Entretanto, acredito que os dois maiores jogos da dupla francesa foram Astérix & Obelix XXL e Driver 3. O primeiro era uma plataforma 3D com cenários relativamente amplos, vários inimigos em sprites na tela e objetos para coletar. Facilmente se passaria por um jogo de início de geração de PlayStation e Sega Saturn.
O segundo chega a ser ainda mais impressionante. Driver 3 é um jogo de mundo aberto detalhado, que vai além dos momentos de carro dos títulos de PS1 e apresenta até sistema de tiro. Tudo isso foi passado para o modesto GBA, com um mapa fiel à versão de mesa, mantendo a mesma história e vários momentos-chave ainda presentes.

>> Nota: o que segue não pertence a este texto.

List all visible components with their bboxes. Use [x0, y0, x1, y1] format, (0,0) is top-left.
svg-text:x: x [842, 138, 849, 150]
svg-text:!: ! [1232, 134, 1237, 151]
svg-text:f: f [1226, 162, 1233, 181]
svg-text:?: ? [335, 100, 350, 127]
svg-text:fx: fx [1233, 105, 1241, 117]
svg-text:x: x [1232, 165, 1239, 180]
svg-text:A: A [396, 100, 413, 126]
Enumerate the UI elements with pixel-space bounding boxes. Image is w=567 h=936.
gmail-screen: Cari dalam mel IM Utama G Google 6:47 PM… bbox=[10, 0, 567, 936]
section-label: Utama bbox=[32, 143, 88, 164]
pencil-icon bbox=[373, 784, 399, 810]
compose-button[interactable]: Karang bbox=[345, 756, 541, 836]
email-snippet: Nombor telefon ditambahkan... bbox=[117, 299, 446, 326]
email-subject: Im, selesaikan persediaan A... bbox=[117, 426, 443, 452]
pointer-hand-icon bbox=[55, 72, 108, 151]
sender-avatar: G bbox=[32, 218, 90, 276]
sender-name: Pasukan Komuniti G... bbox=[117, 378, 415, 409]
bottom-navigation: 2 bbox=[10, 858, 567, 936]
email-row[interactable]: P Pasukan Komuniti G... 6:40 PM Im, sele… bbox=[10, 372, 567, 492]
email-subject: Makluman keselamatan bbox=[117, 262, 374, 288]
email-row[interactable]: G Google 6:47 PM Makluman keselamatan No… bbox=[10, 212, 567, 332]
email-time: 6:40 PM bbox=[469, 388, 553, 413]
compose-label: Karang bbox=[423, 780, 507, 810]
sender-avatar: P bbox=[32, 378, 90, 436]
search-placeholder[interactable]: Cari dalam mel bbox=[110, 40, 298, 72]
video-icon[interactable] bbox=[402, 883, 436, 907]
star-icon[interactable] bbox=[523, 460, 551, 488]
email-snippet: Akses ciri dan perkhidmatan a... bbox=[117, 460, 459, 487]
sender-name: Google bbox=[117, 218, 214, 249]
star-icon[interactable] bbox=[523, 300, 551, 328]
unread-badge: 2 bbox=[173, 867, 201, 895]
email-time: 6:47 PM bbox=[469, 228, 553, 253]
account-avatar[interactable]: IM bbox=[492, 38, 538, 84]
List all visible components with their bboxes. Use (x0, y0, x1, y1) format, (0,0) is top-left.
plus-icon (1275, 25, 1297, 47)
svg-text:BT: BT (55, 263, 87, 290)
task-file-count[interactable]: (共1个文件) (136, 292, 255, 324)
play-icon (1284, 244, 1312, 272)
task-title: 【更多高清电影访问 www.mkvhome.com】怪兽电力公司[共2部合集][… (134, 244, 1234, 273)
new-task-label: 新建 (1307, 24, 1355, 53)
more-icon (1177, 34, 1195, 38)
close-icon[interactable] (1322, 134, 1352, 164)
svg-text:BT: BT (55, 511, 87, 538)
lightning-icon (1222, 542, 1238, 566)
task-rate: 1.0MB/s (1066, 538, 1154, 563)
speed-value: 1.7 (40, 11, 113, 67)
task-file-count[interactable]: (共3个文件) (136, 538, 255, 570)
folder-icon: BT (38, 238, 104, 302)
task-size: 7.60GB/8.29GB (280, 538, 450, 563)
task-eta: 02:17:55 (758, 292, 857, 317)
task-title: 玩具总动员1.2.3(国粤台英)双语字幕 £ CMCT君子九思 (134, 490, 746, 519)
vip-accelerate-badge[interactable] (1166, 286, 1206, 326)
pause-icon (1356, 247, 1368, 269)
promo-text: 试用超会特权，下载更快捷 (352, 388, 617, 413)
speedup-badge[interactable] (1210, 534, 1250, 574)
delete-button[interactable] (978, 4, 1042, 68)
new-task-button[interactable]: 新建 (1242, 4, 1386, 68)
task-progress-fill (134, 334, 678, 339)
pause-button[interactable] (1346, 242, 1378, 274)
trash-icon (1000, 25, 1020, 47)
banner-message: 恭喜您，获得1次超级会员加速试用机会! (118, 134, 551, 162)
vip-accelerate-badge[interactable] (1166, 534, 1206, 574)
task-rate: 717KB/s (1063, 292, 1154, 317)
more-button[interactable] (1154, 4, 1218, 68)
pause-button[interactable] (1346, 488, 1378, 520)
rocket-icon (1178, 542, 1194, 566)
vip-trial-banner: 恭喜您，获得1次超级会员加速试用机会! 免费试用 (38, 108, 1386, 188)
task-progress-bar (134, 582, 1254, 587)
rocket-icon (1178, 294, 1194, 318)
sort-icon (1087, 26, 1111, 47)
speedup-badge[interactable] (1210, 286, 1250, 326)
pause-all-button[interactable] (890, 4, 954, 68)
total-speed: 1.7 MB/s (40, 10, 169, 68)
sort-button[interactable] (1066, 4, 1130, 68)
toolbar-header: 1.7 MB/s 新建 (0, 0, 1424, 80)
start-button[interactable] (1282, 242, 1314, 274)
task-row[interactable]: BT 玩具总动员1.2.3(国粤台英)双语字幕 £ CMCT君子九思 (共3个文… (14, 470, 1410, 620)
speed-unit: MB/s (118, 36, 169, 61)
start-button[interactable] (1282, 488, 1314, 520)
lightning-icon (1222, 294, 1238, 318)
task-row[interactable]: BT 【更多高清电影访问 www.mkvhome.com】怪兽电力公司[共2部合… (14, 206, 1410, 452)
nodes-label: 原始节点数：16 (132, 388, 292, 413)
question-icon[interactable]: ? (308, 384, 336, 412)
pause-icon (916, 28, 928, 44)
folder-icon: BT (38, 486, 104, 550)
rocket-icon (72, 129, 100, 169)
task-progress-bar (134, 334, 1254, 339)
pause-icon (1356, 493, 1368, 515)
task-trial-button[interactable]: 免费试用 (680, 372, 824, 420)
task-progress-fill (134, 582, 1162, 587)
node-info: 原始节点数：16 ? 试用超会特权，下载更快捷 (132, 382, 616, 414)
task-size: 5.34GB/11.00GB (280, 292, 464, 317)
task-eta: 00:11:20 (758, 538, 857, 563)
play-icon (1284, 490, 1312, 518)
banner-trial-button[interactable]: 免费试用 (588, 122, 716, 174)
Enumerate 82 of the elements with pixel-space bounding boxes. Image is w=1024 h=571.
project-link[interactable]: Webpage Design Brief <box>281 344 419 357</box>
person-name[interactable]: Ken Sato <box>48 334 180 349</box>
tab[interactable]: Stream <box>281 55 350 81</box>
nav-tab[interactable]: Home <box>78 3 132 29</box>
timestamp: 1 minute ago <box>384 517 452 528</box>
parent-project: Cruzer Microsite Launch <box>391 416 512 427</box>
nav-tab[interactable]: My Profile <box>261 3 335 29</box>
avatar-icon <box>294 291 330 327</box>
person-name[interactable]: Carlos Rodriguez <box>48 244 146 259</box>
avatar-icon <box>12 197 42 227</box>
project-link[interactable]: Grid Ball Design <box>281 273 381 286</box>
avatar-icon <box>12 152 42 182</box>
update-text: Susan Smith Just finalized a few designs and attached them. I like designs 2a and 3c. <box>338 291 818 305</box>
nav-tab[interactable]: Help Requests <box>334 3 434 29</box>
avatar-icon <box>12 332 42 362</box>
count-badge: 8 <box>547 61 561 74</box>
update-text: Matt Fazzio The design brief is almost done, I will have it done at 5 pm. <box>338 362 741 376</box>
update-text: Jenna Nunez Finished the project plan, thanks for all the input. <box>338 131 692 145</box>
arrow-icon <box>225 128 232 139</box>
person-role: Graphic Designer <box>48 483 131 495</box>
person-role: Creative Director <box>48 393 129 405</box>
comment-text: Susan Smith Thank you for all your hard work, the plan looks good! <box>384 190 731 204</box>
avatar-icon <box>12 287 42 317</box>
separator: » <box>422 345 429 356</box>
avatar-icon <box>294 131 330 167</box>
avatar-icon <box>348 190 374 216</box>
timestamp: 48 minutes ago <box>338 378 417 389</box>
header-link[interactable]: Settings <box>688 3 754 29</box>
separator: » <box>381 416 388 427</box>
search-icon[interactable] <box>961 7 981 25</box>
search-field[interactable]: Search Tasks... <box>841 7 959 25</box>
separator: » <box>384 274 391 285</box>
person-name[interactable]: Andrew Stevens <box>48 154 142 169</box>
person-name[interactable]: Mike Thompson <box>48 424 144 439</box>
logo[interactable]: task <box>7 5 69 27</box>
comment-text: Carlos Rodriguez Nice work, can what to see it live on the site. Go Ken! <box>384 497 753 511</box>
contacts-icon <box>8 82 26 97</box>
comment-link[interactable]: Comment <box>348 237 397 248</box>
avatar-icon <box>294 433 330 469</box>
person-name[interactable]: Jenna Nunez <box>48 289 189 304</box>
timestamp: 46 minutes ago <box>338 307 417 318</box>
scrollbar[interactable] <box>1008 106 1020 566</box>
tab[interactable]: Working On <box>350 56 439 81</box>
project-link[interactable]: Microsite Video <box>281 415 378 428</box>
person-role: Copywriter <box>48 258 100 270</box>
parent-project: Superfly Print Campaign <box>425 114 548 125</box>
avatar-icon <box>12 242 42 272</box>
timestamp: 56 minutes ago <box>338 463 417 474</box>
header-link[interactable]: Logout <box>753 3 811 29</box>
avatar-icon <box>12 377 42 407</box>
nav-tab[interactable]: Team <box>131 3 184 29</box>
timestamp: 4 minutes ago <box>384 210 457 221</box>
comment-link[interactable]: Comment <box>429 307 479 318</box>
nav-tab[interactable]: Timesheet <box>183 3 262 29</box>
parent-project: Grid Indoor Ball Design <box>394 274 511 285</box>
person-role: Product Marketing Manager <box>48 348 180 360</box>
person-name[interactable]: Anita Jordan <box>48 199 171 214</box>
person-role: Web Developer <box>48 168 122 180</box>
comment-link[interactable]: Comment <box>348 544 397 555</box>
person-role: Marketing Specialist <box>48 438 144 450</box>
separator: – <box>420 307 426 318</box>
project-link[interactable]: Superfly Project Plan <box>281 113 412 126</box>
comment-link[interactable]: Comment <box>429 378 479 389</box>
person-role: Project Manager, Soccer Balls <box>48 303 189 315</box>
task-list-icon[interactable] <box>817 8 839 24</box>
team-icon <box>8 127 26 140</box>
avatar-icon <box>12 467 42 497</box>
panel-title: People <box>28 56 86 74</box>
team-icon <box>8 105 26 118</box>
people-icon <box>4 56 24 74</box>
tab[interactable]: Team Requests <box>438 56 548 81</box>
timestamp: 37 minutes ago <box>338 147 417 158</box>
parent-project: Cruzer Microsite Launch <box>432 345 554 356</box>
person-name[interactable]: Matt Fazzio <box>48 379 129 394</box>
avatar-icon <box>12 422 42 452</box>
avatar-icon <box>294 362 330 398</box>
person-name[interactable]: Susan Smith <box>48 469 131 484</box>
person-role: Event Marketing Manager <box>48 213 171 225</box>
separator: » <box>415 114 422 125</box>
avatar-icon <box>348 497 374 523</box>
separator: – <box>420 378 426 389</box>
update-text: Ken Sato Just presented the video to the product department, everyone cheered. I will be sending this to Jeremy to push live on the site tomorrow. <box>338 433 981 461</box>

Mesmo que tenha alguns problemas de jogabilidade relacionados à dirigibilidade dos carros, Driver 3 no GBA é estonteante de ver e é até um choque compará-lo à Driver 2 no mesmo console. Certamente tem seu lugar entre as maiores provas do poder do pequeno 32 bits da Nintendo.
Um curto e impactante legado
Com pouco mais de 60 títulos que usam algum tipo de técnica tridimensional no Game Boy Advance, pudemos ver muito do que o console conseguia fazer por conta própria. Até hoje há uma ideia equivocada de que o videogame era mais fraco que o Super Nintendo, e a prova de que ele podia ir além estava justamente nessas maravilhas técnicas.
Claro, nem tudo era tão bom de jogar — na verdade, creio que a maioria não ia muito além de uma demonstração técnica — mas representam uma época de evolução técnica muito acelerada nos anos 2000. Mesmo com uma curta vida útil como portátil principal da Nintendo, seu legado 3D ainda é admirável atualmente.